The first time a young Vayu Maini Rekdal manipulated microbes, he made a decent sourdough bread, even if he gave little thought to the crucial chemical reactions involved.
More crucial, he would later learn, is the role microbes play in helping our bodies break down foods so they can absorb the nutrients. Since we cannot digest certain substances — all-important fiber, for example — microbes step up to perform chemistry no human can.
“But this kind of microbial metabolism can also be detrimental,” said Maini Rekdal, a Graduate School of Arts and Sciences Ph.D. student in the lab of Professor Emily Balskus, and first author on their new study published June 14 in Science.
According to Maini Rekdal, gut microbes can chew up medications with often hazardous side effects. “Maybe the drug is not going to reach its target in the body; maybe it’s going to be toxic all of a sudden; maybe it’s going to be less helpful,” he said.
In their study, Balskus, Maini Rekdal, and their collaborators at the University of California, San Francisco, describe one of the first concrete examples of how the microbiome can interfere with a drug’s intended path through the body. Focusing on levodopa (L-dopa), the primary treatment for Parkinson’s disease, they identified which bacteria out of the trillions of species is responsible for degrading the drug, and how to stop it.
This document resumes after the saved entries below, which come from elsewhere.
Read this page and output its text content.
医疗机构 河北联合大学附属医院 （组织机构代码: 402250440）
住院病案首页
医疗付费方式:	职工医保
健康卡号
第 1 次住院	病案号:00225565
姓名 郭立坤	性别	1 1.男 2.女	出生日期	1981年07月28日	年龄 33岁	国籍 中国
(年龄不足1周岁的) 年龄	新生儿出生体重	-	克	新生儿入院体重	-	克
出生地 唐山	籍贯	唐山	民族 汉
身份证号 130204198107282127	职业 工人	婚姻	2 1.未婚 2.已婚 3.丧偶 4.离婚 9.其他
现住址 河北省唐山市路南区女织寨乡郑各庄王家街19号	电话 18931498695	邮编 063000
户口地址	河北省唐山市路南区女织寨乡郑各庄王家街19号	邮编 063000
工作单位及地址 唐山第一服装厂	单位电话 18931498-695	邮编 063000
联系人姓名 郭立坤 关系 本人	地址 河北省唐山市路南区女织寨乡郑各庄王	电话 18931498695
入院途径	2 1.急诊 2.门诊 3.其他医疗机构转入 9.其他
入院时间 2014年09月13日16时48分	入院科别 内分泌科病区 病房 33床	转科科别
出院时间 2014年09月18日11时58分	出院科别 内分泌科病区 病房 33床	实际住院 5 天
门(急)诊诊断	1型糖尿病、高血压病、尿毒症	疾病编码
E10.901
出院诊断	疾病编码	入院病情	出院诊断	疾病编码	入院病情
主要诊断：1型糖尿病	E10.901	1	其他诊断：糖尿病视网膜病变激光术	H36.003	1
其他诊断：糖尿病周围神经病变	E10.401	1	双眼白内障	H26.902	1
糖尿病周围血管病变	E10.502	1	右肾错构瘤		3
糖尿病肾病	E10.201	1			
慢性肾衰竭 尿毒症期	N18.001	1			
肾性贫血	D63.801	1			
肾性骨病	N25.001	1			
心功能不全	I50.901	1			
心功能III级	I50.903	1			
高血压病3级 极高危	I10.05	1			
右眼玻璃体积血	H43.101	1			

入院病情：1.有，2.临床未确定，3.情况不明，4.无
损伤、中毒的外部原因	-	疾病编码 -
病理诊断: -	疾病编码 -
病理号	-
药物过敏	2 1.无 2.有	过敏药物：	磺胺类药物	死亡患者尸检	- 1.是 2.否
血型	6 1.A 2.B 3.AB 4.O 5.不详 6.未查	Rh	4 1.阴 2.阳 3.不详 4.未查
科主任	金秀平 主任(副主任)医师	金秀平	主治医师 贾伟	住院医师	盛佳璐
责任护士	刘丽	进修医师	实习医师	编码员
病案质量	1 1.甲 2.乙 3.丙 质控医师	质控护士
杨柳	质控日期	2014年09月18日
Parkinson’s disease globally affects more than 1 percent of those age 60 and above. The neurological disorder attacks nerve cells in the brain that produce dopamine, without which the body can suffer tremors, muscle rigidity, and problems with balance and coordination. The cause of the disease is unknown.
The primary treatment for Parkinson’s symptoms is L-dopa, a drug taken orally that delivers dopamine to the brain. To do so, it must first cross the blood-brain barrier. For most patients, only about 1 to 5 percent of the drug actually reaches the brain.